The Washington Post reported that FBI “agents departed the Manafort residence with a trove of material, including binders prepared ahead of Manafort’s congressional testimony.”

The raid took place on the same day that Manafort was scheduled to appear before the Senate Judiciary Committee to discuss foreign interference in the 2016 election.

Manafort had been subpoenaed by the committee to appear, but it was withdrawn after he agreed to hand over documents and interview with them.

Mueller in 2013

J. Scott Applewhite / AP

Manafort, 68, has spent years working as a political lobbyist and advisor for Republicans and other political connections around the world.

He had first joined Trump’s campaign in March 2016 to help with increasing the delegate count, before becoming campaign chairman in May.

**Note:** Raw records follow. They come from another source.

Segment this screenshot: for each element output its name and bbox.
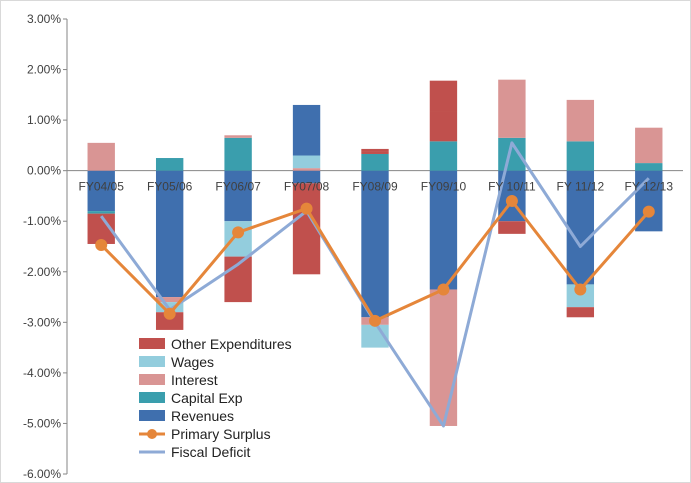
legend-swatch <box>139 374 165 385</box>
bar-segment-capital-exp <box>224 137 252 171</box>
marker-primary-surplus <box>163 307 176 320</box>
x-tick-label: FY05/06 <box>147 180 193 194</box>
bar-segment-revenues <box>292 170 321 184</box>
legend: Other Expenditures Wages Interest Capital E… <box>139 336 292 460</box>
y-tick-label: -2.00% <box>23 265 61 279</box>
x-tick-label: FY06/07 <box>215 180 261 194</box>
y-tick-label: -6.00% <box>23 467 61 481</box>
legend-label: Revenues <box>171 408 234 424</box>
legend-item: Revenues <box>139 408 234 424</box>
marker-primary-surplus <box>300 202 313 215</box>
legend-label: Primary Surplus <box>171 426 271 442</box>
legend-marker <box>147 429 157 439</box>
y-tick-label: 2.00% <box>27 63 61 77</box>
bar-segment-capital-exp <box>361 153 389 171</box>
bar-segment-other-expenditures <box>498 221 526 234</box>
bar-segment-revenues <box>155 170 184 298</box>
bar-segment-other-expenditures <box>566 307 595 318</box>
bar-segment-interest <box>635 127 663 164</box>
bar-segment-wages <box>292 155 321 169</box>
legend-swatch <box>139 410 165 421</box>
marker-primary-surplus <box>95 238 108 251</box>
marker-primary-surplus <box>642 205 655 218</box>
legend-label: Wages <box>171 354 214 370</box>
axis-layer: -6.00% -5.00% -4.00% -3.00% -2.00% -1.00% 0.00… <box>23 12 683 481</box>
legend-label: Fiscal Deficit <box>171 444 250 460</box>
legend-item: Fiscal Deficit <box>139 444 250 460</box>
legend-item: Primary Surplus <box>139 426 271 442</box>
bar-segment-capital-exp <box>635 163 663 171</box>
bar-segment-capital-exp <box>87 211 115 214</box>
bar-segment-other-expenditures <box>155 312 184 330</box>
legend-item: Interest <box>139 372 218 388</box>
marker-primary-surplus <box>369 314 381 327</box>
bar-segment-revenues <box>224 170 252 222</box>
x-tick-label: FY09/10 <box>421 180 467 194</box>
x-labels-layer: FY04/05 FY05/06 FY06/07 FY07/08 FY08/09 FY09/… <box>79 180 674 194</box>
y-tick-label: -4.00% <box>23 366 61 380</box>
marker-primary-surplus <box>505 195 518 207</box>
bar-segment-interest <box>224 135 252 138</box>
bar-segment-wages <box>566 284 595 308</box>
marker-primary-surplus <box>574 283 587 296</box>
y-tick-label: 1.00% <box>27 113 61 127</box>
y-tick-label: -1.00% <box>23 214 61 228</box>
y-tick-label: -5.00% <box>23 416 61 430</box>
y-tick-label: 3.00% <box>27 12 61 26</box>
bar-segment-interest <box>155 297 184 303</box>
bar-segment-revenues <box>566 170 595 285</box>
marker-primary-surplus <box>232 226 245 239</box>
x-tick-label: FY08/09 <box>352 180 398 194</box>
x-tick-label: FY 11/12 <box>557 180 605 194</box>
bar-segment-revenues <box>361 170 389 318</box>
bar-segment-interest <box>87 142 115 171</box>
bar-segment-revenues <box>429 170 458 290</box>
bar-segment-capital-exp <box>155 158 184 171</box>
legend-swatch <box>139 338 165 349</box>
bar-segment-interest <box>292 168 321 171</box>
bar-segment-revenues <box>87 170 115 212</box>
y-tick-label: 0.00% <box>27 164 61 178</box>
x-tick-label: FY04/05 <box>79 180 125 194</box>
bar-segment-interest <box>429 289 458 426</box>
bar-segment-other-expenditures <box>429 80 458 112</box>
x-tick-label: FY 12/13 <box>625 180 674 194</box>
bar-segment-capital-exp <box>429 141 458 171</box>
legend-swatch <box>139 356 165 367</box>
legend-label: Capital Exp <box>171 390 243 406</box>
bar-segment-other-expenditures <box>361 151 389 154</box>
bar-segment-other-expenditures <box>361 148 389 152</box>
lines-layer <box>95 141 655 428</box>
marker-primary-surplus <box>437 283 450 296</box>
legend-label: Other Expenditures <box>171 336 292 352</box>
legend-item: Other Expenditures <box>139 336 292 352</box>
x-tick-label: FY 10/11 <box>488 180 536 194</box>
bar-segment-interest <box>498 79 526 138</box>
bar-segment-capital-exp <box>566 141 595 171</box>
bar-segment-other-expenditures <box>292 183 321 275</box>
bar-segment-other-expenditures <box>429 111 458 142</box>
legend-item: Wages <box>139 354 214 370</box>
y-tick-label: -3.00% <box>23 315 61 329</box>
x-tick-label: FY07/08 <box>284 180 330 194</box>
bar-segment-interest <box>566 99 595 142</box>
legend-label: Interest <box>171 372 218 388</box>
legend-swatch <box>139 392 165 403</box>
legend-item: Capital Exp <box>139 390 243 406</box>
bar-segment-revenues <box>292 104 321 156</box>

Manafort resigned as Trump campaign chairman on August 19, 2016, after increased media scrutiny of his ties to Ukraine and Russia.

Manafort advised the former president of Ukraine, Viktor F. Yanukovych, a close ally of Russian president Vladimir Putin, back in 2004.

In July the New York Times reported that Manafort had been $17 million in debt to pro-Russia interests, through shell companies connected to his past political lobbying in Ukraine, before he joined the Trump campaign.

The lawyer and lobbyist has long raised eyebrows in Washington because of his international political work, including advising Mobutu Sese Seko of the Democratic Republic of Congo and Ferdinand Marco of the Philippines, and Angolan guerrilla leader Jonas Savimbi.